The ongoing multicenter randomized controlled trial from Synairgen in the UK is testing inhaled IFN-beta-1a against a placebo in hospitalized patients with confirmed or suspected COVID-19, non-hospitalized patients with chronic health conditions, and frontline health workers who are at a high risk of coronavirus infections. Evangelos Andreakos, an immunologist based in Athens, Greece, says using inhaled type I IFN is an interesting approach that may sidestep the drug’s systemic side effects by delivering it directly to the lungs.

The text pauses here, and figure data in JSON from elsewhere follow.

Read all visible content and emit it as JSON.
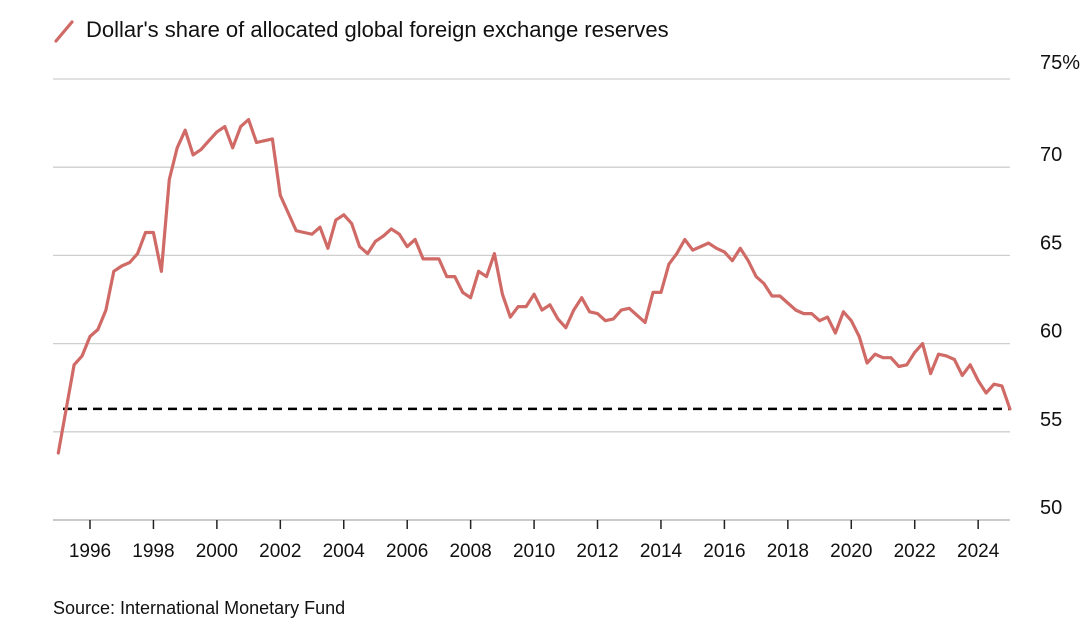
{
  "chart_data": {
    "type": "line",
    "title": "Dollar's share of allocated global foreign exchange reserves",
    "legend_label": "Dollar's share of allocated global foreign exchange reserves",
    "source": "Source: International Monetary Fund",
    "series_color": "#d06a66",
    "xlabel": "",
    "ylabel": "",
    "ylim": [
      50,
      75
    ],
    "xlim": [
      1995.0,
      2025.25
    ],
    "y_ticks": [
      {
        "value": 75,
        "label": "75%"
      },
      {
        "value": 70,
        "label": "70"
      },
      {
        "value": 65,
        "label": "65"
      },
      {
        "value": 60,
        "label": "60"
      },
      {
        "value": 55,
        "label": "55"
      },
      {
        "value": 50,
        "label": "50"
      }
    ],
    "x_ticks": [
      {
        "value": 1996,
        "label": "1996"
      },
      {
        "value": 1998,
        "label": "1998"
      },
      {
        "value": 2000,
        "label": "2000"
      },
      {
        "value": 2002,
        "label": "2002"
      },
      {
        "value": 2004,
        "label": "2004"
      },
      {
        "value": 2006,
        "label": "2006"
      },
      {
        "value": 2008,
        "label": "2008"
      },
      {
        "value": 2010,
        "label": "2010"
      },
      {
        "value": 2012,
        "label": "2012"
      },
      {
        "value": 2014,
        "label": "2014"
      },
      {
        "value": 2016,
        "label": "2016"
      },
      {
        "value": 2018,
        "label": "2018"
      },
      {
        "value": 2020,
        "label": "2020"
      },
      {
        "value": 2022,
        "label": "2022"
      },
      {
        "value": 2024,
        "label": "2024"
      }
    ],
    "reference_line": {
      "value": 56.3,
      "style": "dashed"
    },
    "series": [
      {
        "name": "Dollar's share of allocated global foreign exchange reserves",
        "points": [
          [
            1995.0,
            53.8
          ],
          [
            1995.25,
            56.3
          ],
          [
            1995.5,
            58.8
          ],
          [
            1995.75,
            59.3
          ],
          [
            1996.0,
            60.4
          ],
          [
            1996.25,
            60.8
          ],
          [
            1996.5,
            61.9
          ],
          [
            1996.75,
            64.1
          ],
          [
            1997.0,
            64.4
          ],
          [
            1997.25,
            64.6
          ],
          [
            1997.5,
            65.1
          ],
          [
            1997.75,
            66.3
          ],
          [
            1998.0,
            66.3
          ],
          [
            1998.25,
            64.1
          ],
          [
            1998.5,
            69.3
          ],
          [
            1998.75,
            71.1
          ],
          [
            1999.0,
            72.1
          ],
          [
            1999.25,
            70.7
          ],
          [
            1999.5,
            71.0
          ],
          [
            1999.75,
            71.5
          ],
          [
            2000.0,
            72.0
          ],
          [
            2000.25,
            72.3
          ],
          [
            2000.5,
            71.1
          ],
          [
            2000.75,
            72.3
          ],
          [
            2001.0,
            72.7
          ],
          [
            2001.25,
            71.4
          ],
          [
            2001.5,
            71.5
          ],
          [
            2001.75,
            71.6
          ],
          [
            2002.0,
            68.4
          ],
          [
            2002.25,
            67.4
          ],
          [
            2002.5,
            66.4
          ],
          [
            2002.75,
            66.3
          ],
          [
            2003.0,
            66.2
          ],
          [
            2003.25,
            66.6
          ],
          [
            2003.5,
            65.4
          ],
          [
            2003.75,
            67.0
          ],
          [
            2004.0,
            67.3
          ],
          [
            2004.25,
            66.8
          ],
          [
            2004.5,
            65.5
          ],
          [
            2004.75,
            65.1
          ],
          [
            2005.0,
            65.8
          ],
          [
            2005.25,
            66.1
          ],
          [
            2005.5,
            66.5
          ],
          [
            2005.75,
            66.2
          ],
          [
            2006.0,
            65.5
          ],
          [
            2006.25,
            65.9
          ],
          [
            2006.5,
            64.8
          ],
          [
            2006.75,
            64.8
          ],
          [
            2007.0,
            64.8
          ],
          [
            2007.25,
            63.8
          ],
          [
            2007.5,
            63.8
          ],
          [
            2007.75,
            62.9
          ],
          [
            2008.0,
            62.6
          ],
          [
            2008.25,
            64.1
          ],
          [
            2008.5,
            63.8
          ],
          [
            2008.75,
            65.1
          ],
          [
            2009.0,
            62.8
          ],
          [
            2009.25,
            61.5
          ],
          [
            2009.5,
            62.1
          ],
          [
            2009.75,
            62.1
          ],
          [
            2010.0,
            62.8
          ],
          [
            2010.25,
            61.9
          ],
          [
            2010.5,
            62.2
          ],
          [
            2010.75,
            61.4
          ],
          [
            2011.0,
            60.9
          ],
          [
            2011.25,
            61.9
          ],
          [
            2011.5,
            62.6
          ],
          [
            2011.75,
            61.8
          ],
          [
            2012.0,
            61.7
          ],
          [
            2012.25,
            61.3
          ],
          [
            2012.5,
            61.4
          ],
          [
            2012.75,
            61.9
          ],
          [
            2013.0,
            62.0
          ],
          [
            2013.25,
            61.6
          ],
          [
            2013.5,
            61.2
          ],
          [
            2013.75,
            62.9
          ],
          [
            2014.0,
            62.9
          ],
          [
            2014.25,
            64.5
          ],
          [
            2014.5,
            65.1
          ],
          [
            2014.75,
            65.9
          ],
          [
            2015.0,
            65.3
          ],
          [
            2015.25,
            65.5
          ],
          [
            2015.5,
            65.7
          ],
          [
            2015.75,
            65.4
          ],
          [
            2016.0,
            65.2
          ],
          [
            2016.25,
            64.7
          ],
          [
            2016.5,
            65.4
          ],
          [
            2016.75,
            64.7
          ],
          [
            2017.0,
            63.8
          ],
          [
            2017.25,
            63.4
          ],
          [
            2017.5,
            62.7
          ],
          [
            2017.75,
            62.7
          ],
          [
            2018.0,
            62.3
          ],
          [
            2018.25,
            61.9
          ],
          [
            2018.5,
            61.7
          ],
          [
            2018.75,
            61.7
          ],
          [
            2019.0,
            61.3
          ],
          [
            2019.25,
            61.5
          ],
          [
            2019.5,
            60.6
          ],
          [
            2019.75,
            61.8
          ],
          [
            2020.0,
            61.3
          ],
          [
            2020.25,
            60.4
          ],
          [
            2020.5,
            58.9
          ],
          [
            2020.75,
            59.4
          ],
          [
            2021.0,
            59.2
          ],
          [
            2021.25,
            59.2
          ],
          [
            2021.5,
            58.7
          ],
          [
            2021.75,
            58.8
          ],
          [
            2022.0,
            59.5
          ],
          [
            2022.25,
            60.0
          ],
          [
            2022.5,
            58.3
          ],
          [
            2022.75,
            59.4
          ],
          [
            2023.0,
            59.3
          ],
          [
            2023.25,
            59.1
          ],
          [
            2023.5,
            58.2
          ],
          [
            2023.75,
            58.8
          ],
          [
            2024.0,
            57.9
          ],
          [
            2024.25,
            57.2
          ],
          [
            2024.5,
            57.7
          ],
          [
            2024.75,
            57.6
          ],
          [
            2025.0,
            56.3
          ]
        ]
      }
    ]
  }
}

Other trials include the WHO SOLIDARITY trial, launched on March 20, that includes testing an IFN-beta in conjunction with other antiviral drugs, and an open-label trial in China, which reported May 7 in a preprint that IFN-alpha nose drops appeared to prevent coronavirus infections in close to 3,000 medical workers. In addition, Fish is actively seeking partners to conduct clinical trials on IFN-alpha in COVID-19 patients in India and elsewhere.
For type III IFNs, there are currently six clinical trials in the US and Canada that are testing Eiger BioPharmaceuticals’s IFN-lambda on a wide spectrum of COVID-19 patients.
Upinder Singh, an infectious disease specialist at Stanford University who is running one of these trials on IFN-lambda, says that her study is focusing exclusively on COVID-19 outpatients. The rationale is that 80 percent of patients who get infected will never get admitted. “But they are the ones who are spreading it in the community. Our goal is to identify patients who are very early in their disease, the idea being that if you can get to them early, you could reduce viral shedding and decrease the time in quarantine,” she says. About 60 patients have been recruited in the Stanford trial so far.
A trial Marron is running at Mount Sinai and another at Massachusetts General Hospital Boston are testing Eiger’s IFN-lambda in hospitalized COVID-19 patients, whereas a trial at John Hopkins University is testing the preventive use of the drug in people who are at high risk of getting infected. Meanwhile, preliminary results from a trial of inpatients and outpatients that Feld is leading show that the drug is safe and has minimal side effects, he tells The Scientist.
Clifford Lane, the deputy director for clinical research and special projects at the National Institute of Allergy and Infectious Diseases, points to the NIH treatment guidelines, which recommend against the use of type I IFNs in COVID-19 except in the context of a clinical trial, the rationale being that these IFNs generally showed no benefit when they were used in patients with other coronavirus infections and that the significant toxicities of type I IFNs outweigh the potential benefits.
The NIH guidelines also state that of the two type I IFNs, IFN-beta is better tolerated than IFN-alpha, but the results of a recent randomized controlled trial do not support the use of IFN-beta-1a in the treatment of acute respiratory distress syndrome.
Remarking on the enthusiasm surrounding the use of IFN-lambda in COVID-19, Lane says, “I am open-minded about any and all new approaches as long as they are tested in a rigorous fashion.”